Creating my first Jetbrains plugin with Junie and Kotlin

TL;DR: I created a Jetbrains plugin in Kotlin, a language I don’t master, with Jetbrains’ own Junie AI Agent. It went quite easy, and now I have my first published plugin in the Jetbrains marketplace. Source code: toolstud-io/LlmBrains

I’ve been using Claude Code for a while, because I like the way it integrates with PHPStorm, my main IDE. Claude Code also has a plugin for Jetbrains IDEs, that gives a little button in the top right corner, that you can click to start a Claude Code terminal session.

I like it, but it could be better. For one, I would like the Claude Code terminal to be easier to recognize by the title. I also want the same functionality for other terminal coding agents (Codex CLI, Gemini CLI). How does one do that? I had no idea.

Kotlin, you say?

Jetbrains plugins are written in Kotlin. That is Jetbrains’ own language, and it is a modern language that runs on the JVM. It’s Java’s cooler younger sibling, with a lot of syntactic sugar and modern features.

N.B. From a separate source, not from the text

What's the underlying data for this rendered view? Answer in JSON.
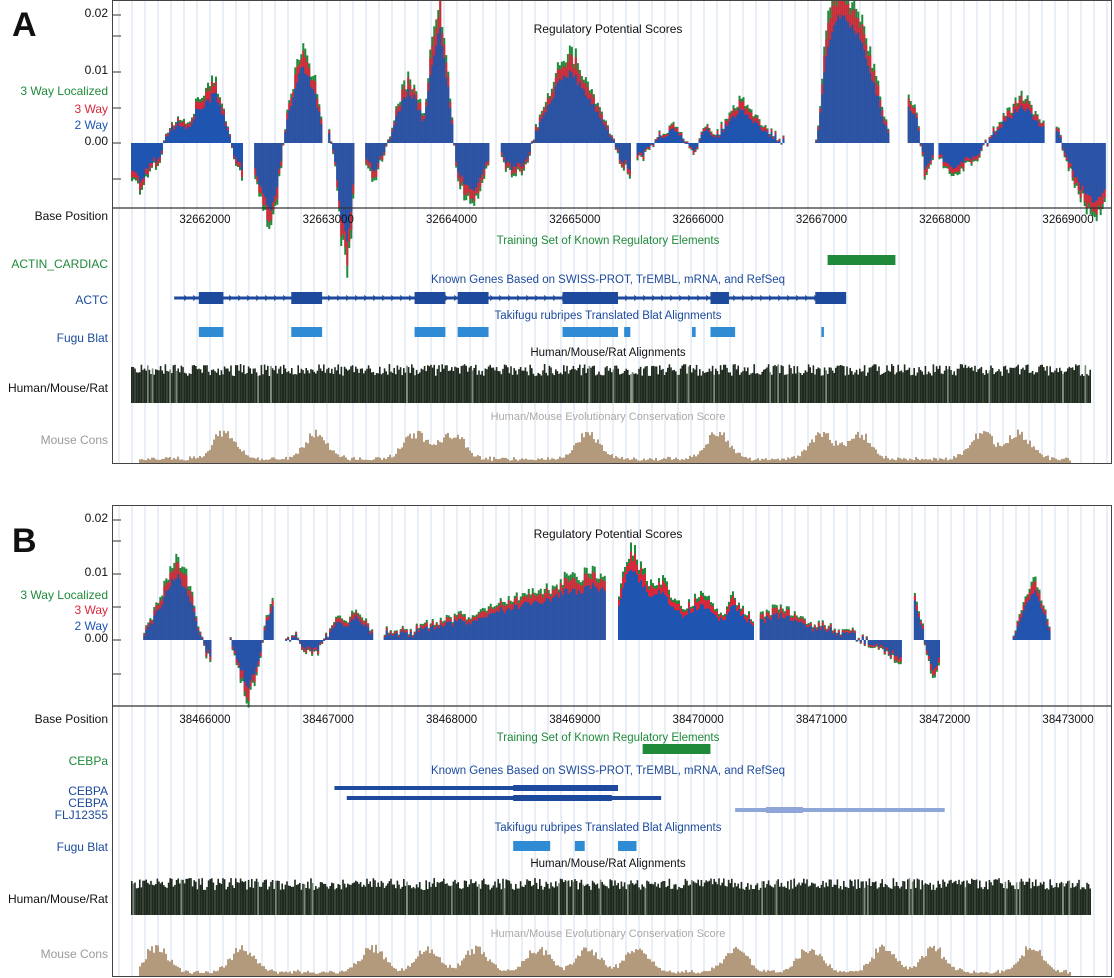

“Development lead Andrey Breslav has said that Kotlin is designed to be an industrial-strength object-oriented language, and a “better language” than Java, but still be fully interoperable with Java code, allowing companies to make a gradual migration from Java to Kotlin”

I am comfortable in bash and PHP, I can manage Golang and Python. But I have never seen/written Kotlin. Also, I expect this plugin to use a lot of the Jetbrains SDK, which I have never used before either.

Trial 1: Codex CLI (OpenAI)

First, I ask Codex CLI to help me create a Jetbrains plugin that adds a icon button to the top right corner of the IDE, with a dropdown of the code agents I can start. It comes up with a lot of code. Now I have to compile that, I guess? I prefer not to install a full Java SDK on my machine, so I ask it to create a Docker setup to compile and test. This it does well: a gradlew script that uses the gradle:8.7-jdk17-jammy Docker image to compile.

I try to create my first binary with gradlew buildPlugin, and … it doesn’t build. I spend a lot of time trying to figure out why. There’s obsolete methods, missing dependencies and lots of warnings. Eventually I manage to create a binary, and I manually install it into PHPStorm. I see the icon, but I can’t click on it. I then go back and forth with Codex CLI, with varying success. It’s frustrating, also since I don’t really understand the code.

Then I recall: I also have access to Junie, Jetbrains’ own AI agent. Maybe it can help me better?

Trial 2: Junie (Jetbrains)

I start from scratch with the source code, but I leave build scripts that Codex gave me. Junie is much better at understanding the Jetbrains SDK, and it gives me better code that actually works.

Once I submit it to the Jetbrains marketplace, I also get warnings about using soon-to-be-replaced methods. I fix this with Junie, but here it struggles. It replaces one deprecated method with another deprecated method, and I have to go back and forth a few times before I get it right.

I also made an icon/logo based on the 🫴 emoji. Junie helped me get it in the button, and also on the Marketplace listing.

One detail that I’m still not happy with, is that the ‘Check versions’ terminal window first shows all the bash code that will run and then only runs after a second. It works, but it’s a bit ugly.

Checking CLI coding agents...

- Claude Code is installed: 1.0.120 (Claude Code)
- Codex CLI is installed: codex-cli 0.36.0
! Gemini CLI is NOT installed. You can install it with: npm install -g @google/gemini-cli
! Qodo Command is NOT installed. You can install it with: npm install -g @qodo/command

Conclusion

Junie (and Codex) helped me create my first Jetbrains plugin, in a language I don’t know, and with an SDK I don’t know. It’s published here: plugins.jetbrains.com/plugin/28522-llm-brains. Your feedback is welcome!